De aard en de continuïteit der stukken verzet zich er tegen het archief van dit predicaat te voorzien.
Van belang is daarbij dat de opeenvolgende secretarissen elkaar niet steeds in directe mannelijke lijn opvolgden, doch het erfsecretariaat soms ook van de ene op de andere familie overging via het erfrecht van de dochters.
Naar archivistische begrippen zou de benaming huisarchief nog het best van toepassing zijn, ware het niet dat de secretarie waar het hier om gaat, geen bouwwerk in materiële zin was, doch veeleer een imaginair, dat door de eeuwen heen gestalte heeft gekregen, dat gedurende zijn bestaan én hoogte-, én dieptepunten heeft gekend en uiteindelijk weer was gedoemd te verdwijnen.
Om tot een nadere definitie van het geheel te kunnen komen, dient men terug te gaan tot in de middeleeuwen, de tijd waarin het feodalisme opkwam én het hoogtij vierde. Allerwegen werden leenmannen bereid gevonden, hetzij uit politieke overwegingen, hetzij op economische gronden, hun lenen te versnipperen en als z.g.n. achterlenen uit te geven.
Dit gold niet uitsluitend voor grondgebied, doch evenzeer voor rechten welke de leenman bezat op zowel materiële, als immateriële zaken. Men denke aan de ene kant b.v. slechts aan het jacht- en tolrecht en aan de andere aan het recht van wind(vang).
In de loop der tijden waren veel lenen – zoal niet erfelijk uitgegeven- vererfbaar geworden en hadden de leenmannen zich “opgewerkt” tot kleine en zelfs grotere landheren, die vrijelijk over hun goederen en bezittingen konden beschikken.

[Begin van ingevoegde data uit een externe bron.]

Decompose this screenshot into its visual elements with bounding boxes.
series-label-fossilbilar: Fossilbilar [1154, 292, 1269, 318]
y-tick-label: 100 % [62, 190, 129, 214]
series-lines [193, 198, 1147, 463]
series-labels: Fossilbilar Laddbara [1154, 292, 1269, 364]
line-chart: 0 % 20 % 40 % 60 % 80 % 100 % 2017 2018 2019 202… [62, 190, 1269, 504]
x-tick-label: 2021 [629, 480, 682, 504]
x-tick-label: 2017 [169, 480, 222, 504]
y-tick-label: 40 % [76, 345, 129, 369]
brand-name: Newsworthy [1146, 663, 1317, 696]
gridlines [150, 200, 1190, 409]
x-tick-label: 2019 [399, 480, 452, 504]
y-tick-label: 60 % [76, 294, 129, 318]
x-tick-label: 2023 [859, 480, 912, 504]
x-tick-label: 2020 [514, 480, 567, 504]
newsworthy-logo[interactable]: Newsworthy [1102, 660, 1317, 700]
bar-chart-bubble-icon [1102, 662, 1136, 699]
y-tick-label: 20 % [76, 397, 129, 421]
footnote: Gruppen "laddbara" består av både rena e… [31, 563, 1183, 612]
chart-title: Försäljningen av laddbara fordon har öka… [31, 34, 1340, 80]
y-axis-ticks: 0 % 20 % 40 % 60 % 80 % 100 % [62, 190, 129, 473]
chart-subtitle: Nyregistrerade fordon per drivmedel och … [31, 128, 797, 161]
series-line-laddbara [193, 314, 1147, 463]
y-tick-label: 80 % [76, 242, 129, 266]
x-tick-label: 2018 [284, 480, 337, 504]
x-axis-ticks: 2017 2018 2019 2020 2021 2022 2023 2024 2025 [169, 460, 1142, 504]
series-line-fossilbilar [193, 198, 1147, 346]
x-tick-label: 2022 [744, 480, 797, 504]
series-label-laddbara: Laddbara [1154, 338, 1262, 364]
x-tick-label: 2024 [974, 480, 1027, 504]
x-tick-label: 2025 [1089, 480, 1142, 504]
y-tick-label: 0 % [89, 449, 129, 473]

Dit laatste was ook het geval met de graven van Leuven, de latere hertogen van Brabant. Ook zij hielden zich aan het normale patroon, waaruit o.m. de uitgifte als erfelijk leen is geschied of dat de erfelijkheid daarvan eerst in de loop van tijd tot stand is gekomen. Blijkens de leenregisters van de hertogen van Brabant, berustende in de rijksarchieven van Brussel en ’s-Hertogenbosch, werden binnen de Peel de secretarieën van een vijftien-tal dorpen als één erfsecretariaat door de hertogen beschouwd. (1).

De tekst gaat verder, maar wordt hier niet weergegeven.